How will 2008 be remembered?
Certainly, as the year when Spain broke their international hoodoo, winning their first major tournament for 44 years and doing so in some style at Euro 2008. Egypt, too, reminded everybody of the strength of the north African game, despite almost universal predictions that the winner of the 2008 African Nations Cup would come from west Africa. And Argentina, inspired by Lionel Messi, provided a reminder that the Olympic Games football tournament is not an entirely fruitless exercise.
But it is a reflection of the shifting sands of the modern game that football’s powerbrokers spent much of the year embroiled in matters related to club rather than country.
FIFA president Sepp Blatter led the howls of condemnation for the English Premier League’s Game 39 plan. As 2008 progressed, UEFA president Michel Platini’s calls for tighter regulation of club debts grew louder. Platini is right to highlight the bank-assisted financial strength of Europe’s elite. But the situation is more complex than his analysis suggests.
Power is now concentrated in the hands of a small group of superclubs – European football’s very own oligarchs, if you like. Their influence has been acquired through various means: wealthy owners, the acquisition of debt and, indeed, regular participation in UEFA’s Champions League.
In Platini’s homeland, Lyon have now won an astonishing seven successive league titles.
Elsewhere, Internazionale retained their Italian crown and Real Madrid won a second successive Spanish Liga. PSV’s Dutch league victory was their seventh success in nine years while FC Porto celebrated their fifth Portuguese championship in six years. There was a different name on the league trophy in Germany, though. Step forward, Bayern Munich.
But football continues to produce some surprises – witness the emergence of Hoffenheim in Germany, Hull City in England and Leixoes in Portugal, and the (relative) success of CFR Cluj and Anorthosis Famagusta in the Champions League group stages.
But after the first all-English Champions League Final in Moscow, what price all four English teams reaching the semi-finals of the Champions League in 2009? Only the luck of the draw is preventing that total domination.

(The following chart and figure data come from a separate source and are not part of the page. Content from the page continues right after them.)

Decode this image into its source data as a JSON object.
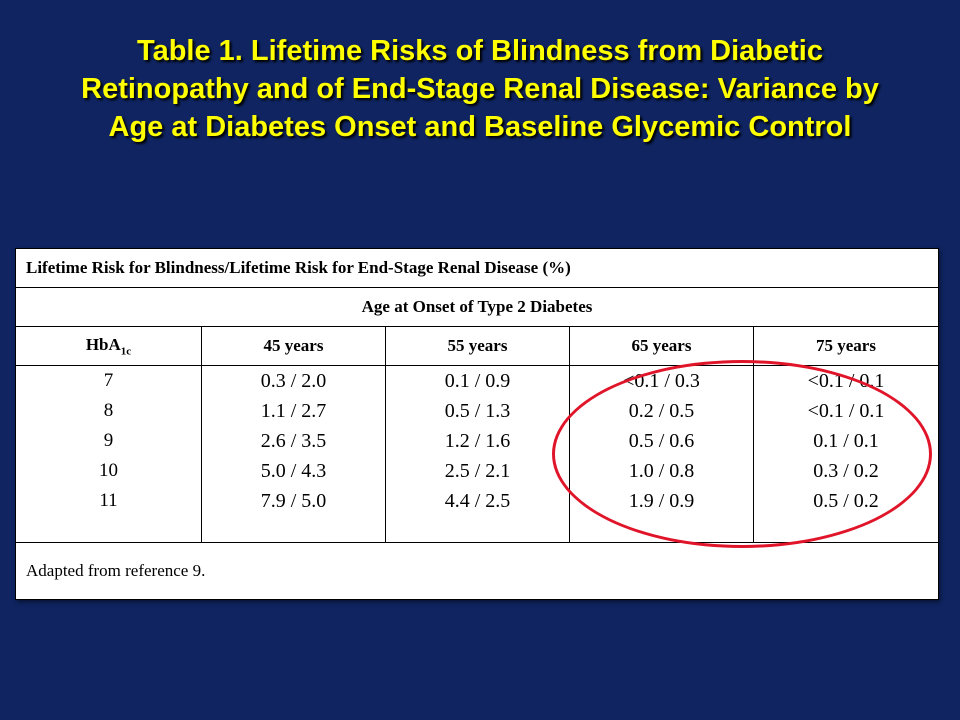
{
  "title": {
    "line1": "Table 1. Lifetime Risks of Blindness from Diabetic",
    "line2": "Retinopathy and of End-Stage Renal Disease: Variance by",
    "line3": "Age at Diabetes Onset and Baseline Glycemic Control"
  },
  "table": {
    "header": "Lifetime Risk for Blindness/Lifetime Risk for End-Stage Renal Disease (%)",
    "subheader": "Age at Onset of Type 2 Diabetes",
    "col_hba_main": "HbA",
    "col_hba_sub": "1c",
    "columns": [
      "45 years",
      "55 years",
      "65 years",
      "75 years"
    ],
    "hba_values": [
      "7",
      "8",
      "9",
      "10",
      "11"
    ],
    "data": {
      "c45": [
        "0.3 / 2.0",
        "1.1 / 2.7",
        "2.6 / 3.5",
        "5.0 / 4.3",
        "7.9 / 5.0"
      ],
      "c55": [
        "0.1 / 0.9",
        "0.5 / 1.3",
        "1.2 / 1.6",
        "2.5 / 2.1",
        "4.4 / 2.5"
      ],
      "c65": [
        "<0.1 / 0.3",
        "0.2 / 0.5",
        "0.5 / 0.6",
        "1.0 / 0.8",
        "1.9 / 0.9"
      ],
      "c75": [
        "<0.1 / 0.1",
        "<0.1 / 0.1",
        "0.1 / 0.1",
        "0.3 / 0.2",
        "0.5 / 0.2"
      ]
    },
    "footer": "Adapted from reference 9."
  },
  "colors": {
    "background": "#0f2460",
    "title": "#ffff00",
    "highlight_circle": "#e0152a"
  }
}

And the global financial crisis could yet force clubs under. The beautiful game is now also a dangerous game for those investors who came late to football in search of a fast buck.
In South America, financial pressures of a different kind have kept the continent’s leading club competition, the Libertadores Cup, open to a wider range of challengers. Few would have predicted the success of Ecuador’s LDU Quito at the start of year. And at the beginning of 2008, who would have predicted that Manchester City would be, on paper at least, the world’s richest club?
The year ended with scandal unfolding in Spain and a reminder that football cannot ignore the threat of match-fixing. It is an issue to which we will no doubt return in 2009.